University of Illinois Urbana-Champaign Assistant Professor Carol Tilley will talk about Fredric Wertham and Seduction of the Innocent – and what's wrong with the conclusions about how comics lead to juvenile delinquency.
And James Sturm will talk about how the Center for Cartoon Studies works with veterans and will run a workshop session focused on that.
The program below includes such gems as
- Luke Cage Comics and Race-Based Unethical Medical Experiments
- Graphic Novels: A New Stress Mitigation Tool for Military Training
- Comics 4 Health Coverage: Four Panels on Why Health Insurance Matters
- Fight for Your Right to Fruit: Development of a Manga Comic Promoting Fruit Consumption in Youth
- A Year Without a Drink — Catherine's Diary.

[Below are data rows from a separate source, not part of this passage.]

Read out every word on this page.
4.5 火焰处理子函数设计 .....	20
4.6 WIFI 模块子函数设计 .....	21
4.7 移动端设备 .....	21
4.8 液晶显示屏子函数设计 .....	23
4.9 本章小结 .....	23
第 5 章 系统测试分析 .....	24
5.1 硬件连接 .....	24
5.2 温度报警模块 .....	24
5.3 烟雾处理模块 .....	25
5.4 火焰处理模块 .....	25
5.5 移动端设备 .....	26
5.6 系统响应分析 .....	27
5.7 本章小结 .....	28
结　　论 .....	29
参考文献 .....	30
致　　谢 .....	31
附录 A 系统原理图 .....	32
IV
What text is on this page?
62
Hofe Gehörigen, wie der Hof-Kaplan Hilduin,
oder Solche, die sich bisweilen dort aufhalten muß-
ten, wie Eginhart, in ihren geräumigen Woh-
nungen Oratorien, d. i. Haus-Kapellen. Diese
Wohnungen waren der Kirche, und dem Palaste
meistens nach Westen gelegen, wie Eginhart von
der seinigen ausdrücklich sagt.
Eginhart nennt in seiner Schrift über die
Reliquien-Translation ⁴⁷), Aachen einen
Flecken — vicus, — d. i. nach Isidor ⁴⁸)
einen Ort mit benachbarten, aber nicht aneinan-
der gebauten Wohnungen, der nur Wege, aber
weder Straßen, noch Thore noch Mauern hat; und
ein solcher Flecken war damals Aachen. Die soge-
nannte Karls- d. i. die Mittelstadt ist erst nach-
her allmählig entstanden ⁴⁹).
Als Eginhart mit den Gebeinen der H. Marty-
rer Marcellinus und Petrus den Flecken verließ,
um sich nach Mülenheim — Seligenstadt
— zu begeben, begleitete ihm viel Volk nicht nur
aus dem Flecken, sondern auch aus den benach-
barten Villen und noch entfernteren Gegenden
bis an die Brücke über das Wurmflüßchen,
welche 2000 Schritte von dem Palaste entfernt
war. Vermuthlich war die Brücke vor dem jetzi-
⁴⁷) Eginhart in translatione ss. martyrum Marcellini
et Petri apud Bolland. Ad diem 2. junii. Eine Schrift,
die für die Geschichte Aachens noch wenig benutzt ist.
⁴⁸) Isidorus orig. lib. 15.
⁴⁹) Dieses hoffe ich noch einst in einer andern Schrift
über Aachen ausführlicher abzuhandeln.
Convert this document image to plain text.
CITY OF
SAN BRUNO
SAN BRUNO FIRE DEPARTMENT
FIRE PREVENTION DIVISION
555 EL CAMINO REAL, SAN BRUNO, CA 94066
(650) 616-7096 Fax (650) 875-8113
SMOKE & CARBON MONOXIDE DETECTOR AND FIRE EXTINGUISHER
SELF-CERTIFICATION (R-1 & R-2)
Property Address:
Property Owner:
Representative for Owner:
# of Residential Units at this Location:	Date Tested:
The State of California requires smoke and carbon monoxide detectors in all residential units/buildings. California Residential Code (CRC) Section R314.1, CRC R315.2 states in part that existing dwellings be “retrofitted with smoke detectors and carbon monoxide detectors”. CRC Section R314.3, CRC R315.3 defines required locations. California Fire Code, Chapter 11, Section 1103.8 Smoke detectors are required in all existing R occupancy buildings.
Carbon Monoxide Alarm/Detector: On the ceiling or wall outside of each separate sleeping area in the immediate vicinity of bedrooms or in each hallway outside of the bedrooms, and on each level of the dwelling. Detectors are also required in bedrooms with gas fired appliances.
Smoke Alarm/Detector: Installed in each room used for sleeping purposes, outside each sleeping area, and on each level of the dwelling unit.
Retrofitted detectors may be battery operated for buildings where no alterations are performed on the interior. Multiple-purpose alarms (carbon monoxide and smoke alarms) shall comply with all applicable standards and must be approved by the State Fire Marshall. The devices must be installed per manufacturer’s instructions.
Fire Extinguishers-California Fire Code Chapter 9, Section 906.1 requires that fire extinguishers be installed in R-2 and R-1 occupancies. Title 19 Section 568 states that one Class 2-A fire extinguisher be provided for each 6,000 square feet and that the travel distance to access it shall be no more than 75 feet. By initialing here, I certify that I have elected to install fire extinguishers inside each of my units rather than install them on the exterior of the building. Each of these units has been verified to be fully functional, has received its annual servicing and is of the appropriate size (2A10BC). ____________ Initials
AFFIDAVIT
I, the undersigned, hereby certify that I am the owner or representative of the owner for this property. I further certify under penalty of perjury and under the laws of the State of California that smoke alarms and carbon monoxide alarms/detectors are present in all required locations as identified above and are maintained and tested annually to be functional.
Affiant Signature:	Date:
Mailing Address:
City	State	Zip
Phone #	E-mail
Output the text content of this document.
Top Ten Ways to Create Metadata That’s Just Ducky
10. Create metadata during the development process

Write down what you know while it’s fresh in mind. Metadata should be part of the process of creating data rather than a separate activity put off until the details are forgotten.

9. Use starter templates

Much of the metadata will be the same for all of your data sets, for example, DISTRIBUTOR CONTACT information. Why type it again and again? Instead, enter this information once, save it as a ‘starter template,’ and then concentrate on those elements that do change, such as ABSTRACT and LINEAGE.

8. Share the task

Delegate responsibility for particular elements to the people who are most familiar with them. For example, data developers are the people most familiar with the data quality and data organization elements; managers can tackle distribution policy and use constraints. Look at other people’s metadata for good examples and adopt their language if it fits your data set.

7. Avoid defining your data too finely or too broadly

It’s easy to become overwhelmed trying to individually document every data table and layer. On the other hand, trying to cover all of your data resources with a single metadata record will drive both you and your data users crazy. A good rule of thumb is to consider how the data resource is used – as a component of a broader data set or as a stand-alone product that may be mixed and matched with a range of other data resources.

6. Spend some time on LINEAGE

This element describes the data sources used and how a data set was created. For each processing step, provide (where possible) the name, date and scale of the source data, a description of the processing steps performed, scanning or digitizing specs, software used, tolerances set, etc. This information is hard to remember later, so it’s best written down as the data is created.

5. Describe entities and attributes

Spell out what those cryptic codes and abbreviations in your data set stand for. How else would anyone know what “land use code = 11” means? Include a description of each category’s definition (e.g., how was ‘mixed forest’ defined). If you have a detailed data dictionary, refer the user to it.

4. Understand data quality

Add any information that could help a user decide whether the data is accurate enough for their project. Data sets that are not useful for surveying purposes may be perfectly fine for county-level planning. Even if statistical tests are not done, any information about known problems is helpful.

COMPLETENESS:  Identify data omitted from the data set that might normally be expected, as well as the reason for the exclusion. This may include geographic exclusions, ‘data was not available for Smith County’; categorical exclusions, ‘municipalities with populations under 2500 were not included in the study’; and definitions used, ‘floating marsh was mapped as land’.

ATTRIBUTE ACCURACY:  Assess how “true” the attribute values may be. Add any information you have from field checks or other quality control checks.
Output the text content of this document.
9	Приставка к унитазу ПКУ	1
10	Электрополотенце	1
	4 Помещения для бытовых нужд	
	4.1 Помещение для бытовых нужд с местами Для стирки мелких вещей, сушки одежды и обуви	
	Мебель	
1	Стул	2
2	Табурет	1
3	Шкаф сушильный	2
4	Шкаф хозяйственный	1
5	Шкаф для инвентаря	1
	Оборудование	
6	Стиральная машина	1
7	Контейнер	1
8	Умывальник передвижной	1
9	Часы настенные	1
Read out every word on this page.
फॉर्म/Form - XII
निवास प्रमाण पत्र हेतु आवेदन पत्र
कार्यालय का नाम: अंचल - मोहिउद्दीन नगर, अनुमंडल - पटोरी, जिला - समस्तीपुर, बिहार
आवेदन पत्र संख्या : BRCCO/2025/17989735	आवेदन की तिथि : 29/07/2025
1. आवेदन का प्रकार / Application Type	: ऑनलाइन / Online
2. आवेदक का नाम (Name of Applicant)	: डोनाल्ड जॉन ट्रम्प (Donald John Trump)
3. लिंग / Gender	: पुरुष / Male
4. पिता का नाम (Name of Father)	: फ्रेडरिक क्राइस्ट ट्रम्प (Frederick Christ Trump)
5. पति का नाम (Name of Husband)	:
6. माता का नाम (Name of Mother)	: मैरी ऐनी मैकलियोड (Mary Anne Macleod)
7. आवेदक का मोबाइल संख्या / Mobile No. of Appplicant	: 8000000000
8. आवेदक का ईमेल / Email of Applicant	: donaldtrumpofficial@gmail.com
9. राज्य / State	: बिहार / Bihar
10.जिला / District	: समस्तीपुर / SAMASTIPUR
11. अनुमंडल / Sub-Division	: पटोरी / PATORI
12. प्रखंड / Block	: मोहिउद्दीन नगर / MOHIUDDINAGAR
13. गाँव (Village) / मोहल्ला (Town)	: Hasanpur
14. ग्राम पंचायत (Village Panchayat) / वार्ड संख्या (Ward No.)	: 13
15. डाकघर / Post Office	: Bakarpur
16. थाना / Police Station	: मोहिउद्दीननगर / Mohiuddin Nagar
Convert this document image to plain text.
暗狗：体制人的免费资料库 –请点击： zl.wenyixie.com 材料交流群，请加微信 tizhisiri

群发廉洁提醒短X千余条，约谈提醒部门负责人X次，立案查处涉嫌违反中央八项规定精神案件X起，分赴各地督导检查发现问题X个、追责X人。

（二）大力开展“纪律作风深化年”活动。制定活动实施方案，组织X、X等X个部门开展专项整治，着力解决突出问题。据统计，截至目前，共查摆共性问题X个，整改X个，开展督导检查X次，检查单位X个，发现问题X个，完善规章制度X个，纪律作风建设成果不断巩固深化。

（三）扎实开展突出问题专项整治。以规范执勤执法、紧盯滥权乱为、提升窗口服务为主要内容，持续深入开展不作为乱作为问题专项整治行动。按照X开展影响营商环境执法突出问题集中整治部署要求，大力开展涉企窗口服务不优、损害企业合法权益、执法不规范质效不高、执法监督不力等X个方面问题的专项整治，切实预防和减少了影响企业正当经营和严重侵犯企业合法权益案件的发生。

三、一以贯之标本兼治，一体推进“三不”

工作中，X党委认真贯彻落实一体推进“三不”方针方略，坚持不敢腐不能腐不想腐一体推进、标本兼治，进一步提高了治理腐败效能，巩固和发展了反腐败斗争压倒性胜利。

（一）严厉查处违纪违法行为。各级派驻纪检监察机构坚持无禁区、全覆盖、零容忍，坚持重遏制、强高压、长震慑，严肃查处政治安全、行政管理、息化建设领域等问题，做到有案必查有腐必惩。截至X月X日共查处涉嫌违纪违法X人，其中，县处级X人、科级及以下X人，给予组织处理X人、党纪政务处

A Weekly Webcomic
- Superheroes and Social Justice: Teaching an Undergraduate Bioethics Course Through the Use of Comic Books and Popular Culture
- "Why Couldn't You Let Me Die?": Teen Titans' Cyborg, Social Death and Narratives of Disability
- Open up a Few Zombie Brains: a Critique of Neuroimaging in The Zombie Autopsies
- Captain Stent – Heartland Ranger – How to Explain to Patients What Happened During Myocardial Infarction (MI) and Support Positive Lifestyle Changes After MI.
And many, many, many more.
Sponsored by The Department of Art as Applied to Medicine and The Division of Interventional Neuroradiology at Johns Hopkins University School of Medicine, the Bloomberg School of Public Health, Diamond Comic Distributors, SPX, The Vesalius Trust, Center for Cartoon Studies, Brighton and Sussex Medical School, Atomic Books, Graphic Medicine and the Berman Institute of Bioethics.